In a pair of companion cases recently decided, the New Jersey Supreme Court has modified the current legal standard for analyzing the reliability of eyewitness identifications in both felony and misdemeanor prosecutions.

In State v. Henderson, the Court determined that the current standards in place for assessing the reliability of eyewitness identification is not adequate, in that those standards fail to deter inappropriate conduct by the police, and place too much stock in a jury's ability to properly evaluate identification evidence.  The Court held that when a defendant can show some evidence of suggestiveness on the part of the police, a pre-trial hearing is necessary for the judge to determine the admissibility of the identification evidence.  Also, the courts must develop new and improved jury charges (i.e., instructions on the law given to jurors by the judge after the case is concluded) on eyewitness identifications in order to assist jurors in evaluating eyewitness identification evidence.  The Court's  holding is largely premised in the fact that a vast body of scientific research about human memory has emerged over the years -- research which suggests that multiple variables can affect and diminish memory and lead to misidentifications.

In the companion decision in State v.

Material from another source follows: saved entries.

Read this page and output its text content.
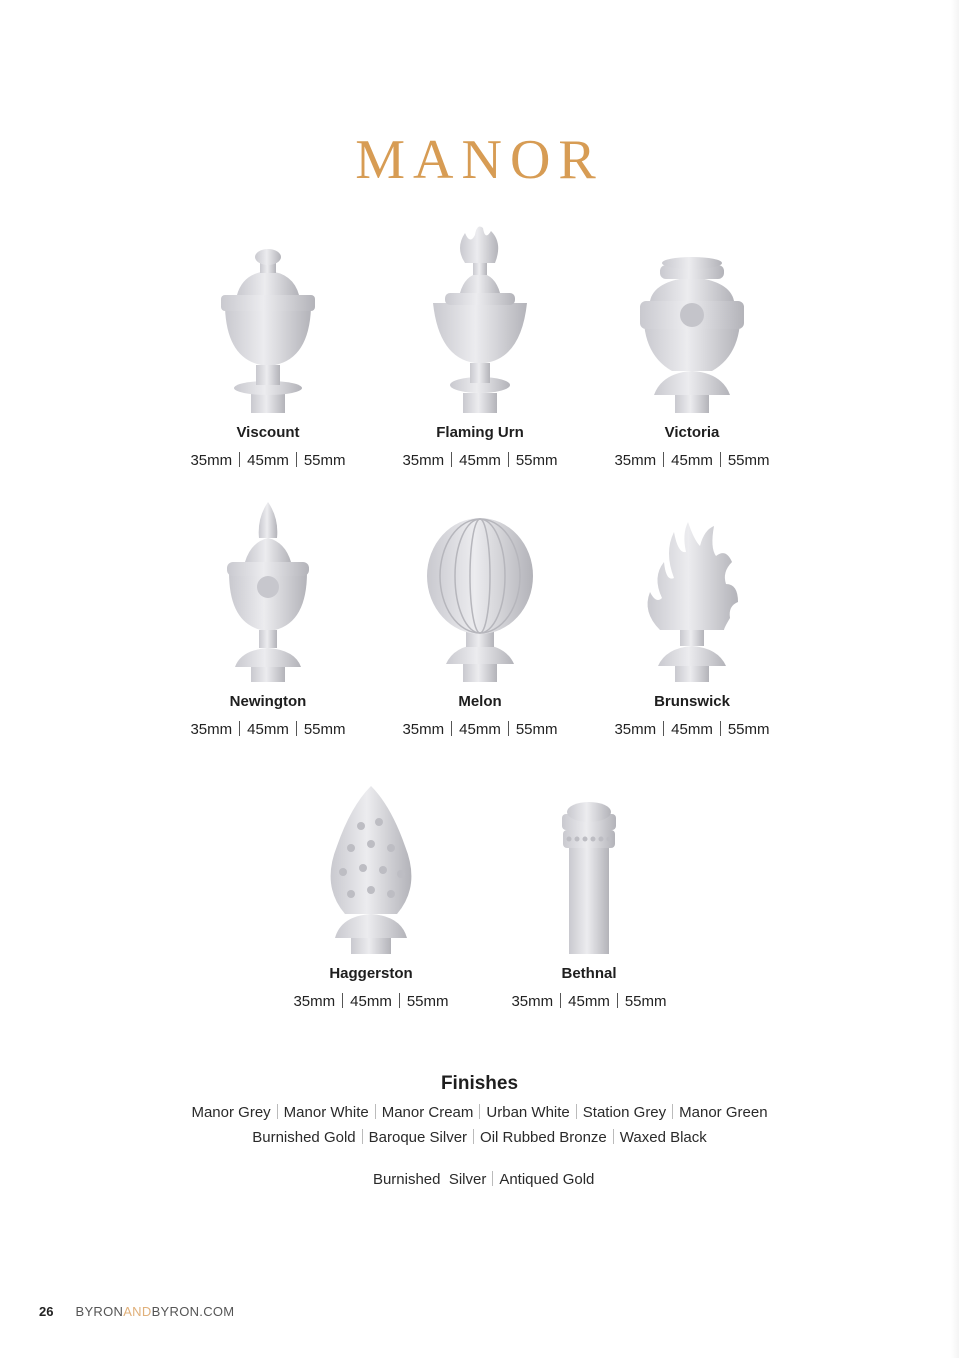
MANOR
Viscount
35mm 45mm 55mm
Flaming Urn
35mm 45mm 55mm
Victoria
35mm 45mm 55mm
Newington
35mm 45mm 55mm
Melon
35mm 45mm 55mm
Brunswick
35mm 45mm 55mm
Haggerston
35mm 45mm 55mm
Bethnal
35mm 45mm 55mm
Finishes
Manor Grey Manor White Manor Cream Urban White Station Grey Manor Green
Burnished Gold Baroque Silver Oil Rubbed Bronze Waxed Black

Burnished  Silver Antiqued Gold

26 BYRONANDBYRON.COM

Chen, the Court held that even in the absence of police action, if a defendant can present evidence that an eyewitness identification was made under highly suggestive circumstances that could lead to misidentification, judges should conduct pre-trial hearings to determine the admissibility of the identification evidence.  The burden is nevertheless on the defendant to show a very substantial likelihood of irreparable misidentification before a judge can rule the identification evidence inadmissible.

Naturally, these two Supreme Court decisions are vitally important to New Jersey criminal defense attorneys, including criminal attorneys in Ocean and Monmouth Counties, where identification is an issue in a particular case.